The following code blocks are provided to apply the model manually to a list of files, or to test it on the test dataset.
<a name=apply_and_test></a>

In [None]:
def apply(png_list):
    if len(png_list) < 1:
        raise Exception('Please specify at least one PNG image as argument.')

    # Load trained keras model
    model = load_model('model.hd5')

    # Get image names from arguments
    print('Load images:')
    filename_images = []
    for arg in png_list[1:]:
        print('    {}'.format(arg))
        filename_images.append(arg)

    # Load images from files
    images = np.zeros((len(filename_images), 28, 28, 1))
    for i_file, file_ in enumerate(filename_images):
        pngdata = png.Reader(open(file_, 'rb')).asDirect()
        for i_row, row in enumerate(pngdata[2]):
            images[i_file, i_row, :, 0] = row

    # Predict labels for images
    labels = model.predict(images)
    numbers = np.argmax(labels, axis=1)
    print('Predict labels for images:')
    for file_, number in zip(filename_images, numbers):
        print('    {} : {}'.format(file_, number))

In [None]:
example_inputs = glob.glob('example_input_*.png')
apply(example_inputs)

In [None]:
def test():
    # Load trained keras model
    model = load_model('model.hd5')

    # Load test data
    images, labels = load_data('test_images.bin', 'test_labels.bin')

    # Predict written numbers in images
    labels_predicted = model.predict(images)

    # Decode the one-hot vectors to labels
    labels_decoded = np.argmax(labels_predicted, axis=1)

    # Calculate accuracy of prediction
    num_correct = np.sum(labels_decoded == labels)
    print('Accuracy on test dataset: {}'.format(float(num_correct)/len(labels)))

In [None]:
test()

### Exercise 10.2 (voluntary)

Use GIMP (or any other graphics editor) to create images of your own handwritten digits and evaluate whether the performance you experience with your own example images matches the performance achieved during training on the MNIST dataset.
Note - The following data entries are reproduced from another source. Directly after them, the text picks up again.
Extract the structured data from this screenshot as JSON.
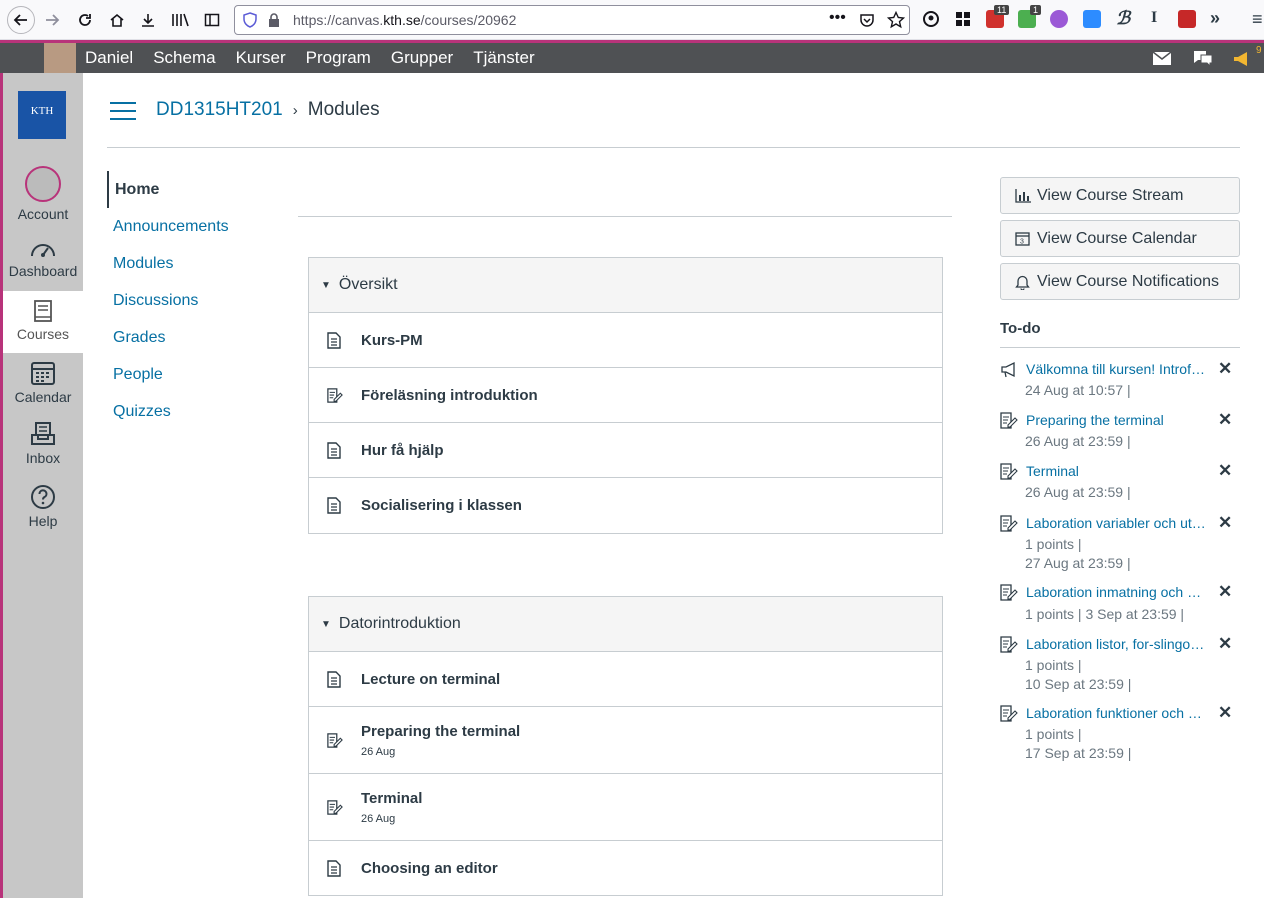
{
  "browser": {
    "url_prefix": "https://canvas.",
    "url_domain": "kth.se",
    "url_path": "/courses/20962",
    "badge1": "11",
    "badge2": "1",
    "badge3": "9"
  },
  "topnav": {
    "items": [
      "Daniel",
      "Schema",
      "Kurser",
      "Program",
      "Grupper",
      "Tjänster"
    ]
  },
  "global_nav": {
    "logo_text": "KTH",
    "account": "Account",
    "dashboard": "Dashboard",
    "courses": "Courses",
    "calendar": "Calendar",
    "inbox": "Inbox",
    "help": "Help"
  },
  "breadcrumb": {
    "course": "DD1315HT201",
    "separator": "›",
    "page": "Modules"
  },
  "course_nav": {
    "items": [
      "Home",
      "Announcements",
      "Modules",
      "Discussions",
      "Grades",
      "People",
      "Quizzes"
    ]
  },
  "modules": [
    {
      "title": "Översikt",
      "items": [
        {
          "title": "Kurs-PM",
          "icon": "page-icon",
          "sub": ""
        },
        {
          "title": "Föreläsning introduktion",
          "icon": "assignment-icon",
          "sub": ""
        },
        {
          "title": "Hur få hjälp",
          "icon": "page-icon",
          "sub": ""
        },
        {
          "title": "Socialisering i klassen",
          "icon": "page-icon",
          "sub": ""
        }
      ]
    },
    {
      "title": "Datorintroduktion",
      "items": [
        {
          "title": "Lecture on terminal",
          "icon": "page-icon",
          "sub": ""
        },
        {
          "title": "Preparing the terminal",
          "icon": "assignment-icon",
          "sub": "26 Aug"
        },
        {
          "title": "Terminal",
          "icon": "assignment-icon",
          "sub": "26 Aug"
        },
        {
          "title": "Choosing an editor",
          "icon": "page-icon",
          "sub": ""
        }
      ]
    }
  ],
  "sidebar_buttons": {
    "stream": "View Course Stream",
    "calendar": "View Course Calendar",
    "notifications": "View Course Notifications"
  },
  "todo": {
    "heading": "To-do",
    "items": [
      {
        "title": "Välkomna till kursen! Introf…",
        "line1": "24 Aug at 10:57  |",
        "line2": ""
      },
      {
        "title": "Preparing the terminal",
        "line1": "26 Aug at 23:59  |",
        "line2": ""
      },
      {
        "title": "Terminal",
        "line1": "26 Aug at 23:59  |",
        "line2": ""
      },
      {
        "title": "Laboration variabler och ut…",
        "line1": "1 points  |",
        "line2": "27 Aug at 23:59  |"
      },
      {
        "title": "Laboration inmatning och s…",
        "line1": "1 points  |  3 Sep at 23:59  |",
        "line2": ""
      },
      {
        "title": "Laboration listor, for-slingo…",
        "line1": "1 points  |",
        "line2": "10 Sep at 23:59  |"
      },
      {
        "title": "Laboration funktioner och …",
        "line1": "1 points  |",
        "line2": "17 Sep at 23:59  |"
      }
    ]
  }
}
You need to create greyscale png images with 28 x 28 pixels, the background of the image has to be black and the digits have to be written in white color. The file `your_own_digit.xcf` can be used as template. Does the model classify your images correctly? If not, what can be possible reasons that it does not work as expected?
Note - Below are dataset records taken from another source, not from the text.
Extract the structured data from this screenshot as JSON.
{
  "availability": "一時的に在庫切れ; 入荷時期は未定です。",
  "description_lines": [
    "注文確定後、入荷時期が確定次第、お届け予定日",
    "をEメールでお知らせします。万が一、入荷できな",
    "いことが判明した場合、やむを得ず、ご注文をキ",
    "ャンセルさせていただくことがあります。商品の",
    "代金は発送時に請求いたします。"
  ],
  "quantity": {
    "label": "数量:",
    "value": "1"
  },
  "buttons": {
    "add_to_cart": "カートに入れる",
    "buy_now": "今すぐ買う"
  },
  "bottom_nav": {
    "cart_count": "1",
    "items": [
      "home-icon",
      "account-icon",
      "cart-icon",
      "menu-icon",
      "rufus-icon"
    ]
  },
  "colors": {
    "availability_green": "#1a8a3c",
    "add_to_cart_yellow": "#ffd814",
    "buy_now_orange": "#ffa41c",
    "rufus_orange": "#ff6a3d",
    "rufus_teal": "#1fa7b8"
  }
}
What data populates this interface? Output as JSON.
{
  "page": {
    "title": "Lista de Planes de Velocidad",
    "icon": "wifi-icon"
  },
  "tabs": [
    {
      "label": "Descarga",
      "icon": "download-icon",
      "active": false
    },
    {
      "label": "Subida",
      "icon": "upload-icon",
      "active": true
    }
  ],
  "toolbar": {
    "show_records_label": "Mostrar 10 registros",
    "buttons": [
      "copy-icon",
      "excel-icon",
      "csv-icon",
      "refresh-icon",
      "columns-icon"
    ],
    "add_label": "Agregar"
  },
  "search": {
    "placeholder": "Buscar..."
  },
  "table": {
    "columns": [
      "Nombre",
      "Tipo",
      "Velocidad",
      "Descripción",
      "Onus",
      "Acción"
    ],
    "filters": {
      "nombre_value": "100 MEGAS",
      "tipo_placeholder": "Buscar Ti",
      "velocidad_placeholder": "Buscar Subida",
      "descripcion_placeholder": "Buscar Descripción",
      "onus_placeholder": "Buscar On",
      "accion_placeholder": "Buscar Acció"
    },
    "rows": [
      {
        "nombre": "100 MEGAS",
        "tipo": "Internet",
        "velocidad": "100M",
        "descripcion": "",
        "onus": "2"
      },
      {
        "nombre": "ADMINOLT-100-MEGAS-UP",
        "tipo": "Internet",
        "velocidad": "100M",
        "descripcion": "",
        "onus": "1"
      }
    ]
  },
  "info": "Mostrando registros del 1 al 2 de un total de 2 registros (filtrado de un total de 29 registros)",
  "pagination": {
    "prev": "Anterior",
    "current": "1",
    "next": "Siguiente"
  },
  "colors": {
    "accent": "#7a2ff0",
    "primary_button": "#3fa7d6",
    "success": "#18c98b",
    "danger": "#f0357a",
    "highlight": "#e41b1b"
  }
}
Have a look at the website http://yann.lecun.com/exdb/mnist, which holds a leaderboard for the test dataset with the performance of modern (deep) machine learning models. You might want to compare your model with popular computer vision models such as `LeNet-5`, `VGG-16`, `AlexNet` or `Inception-v4` to get an idea of the complexity of modern neural network architectures.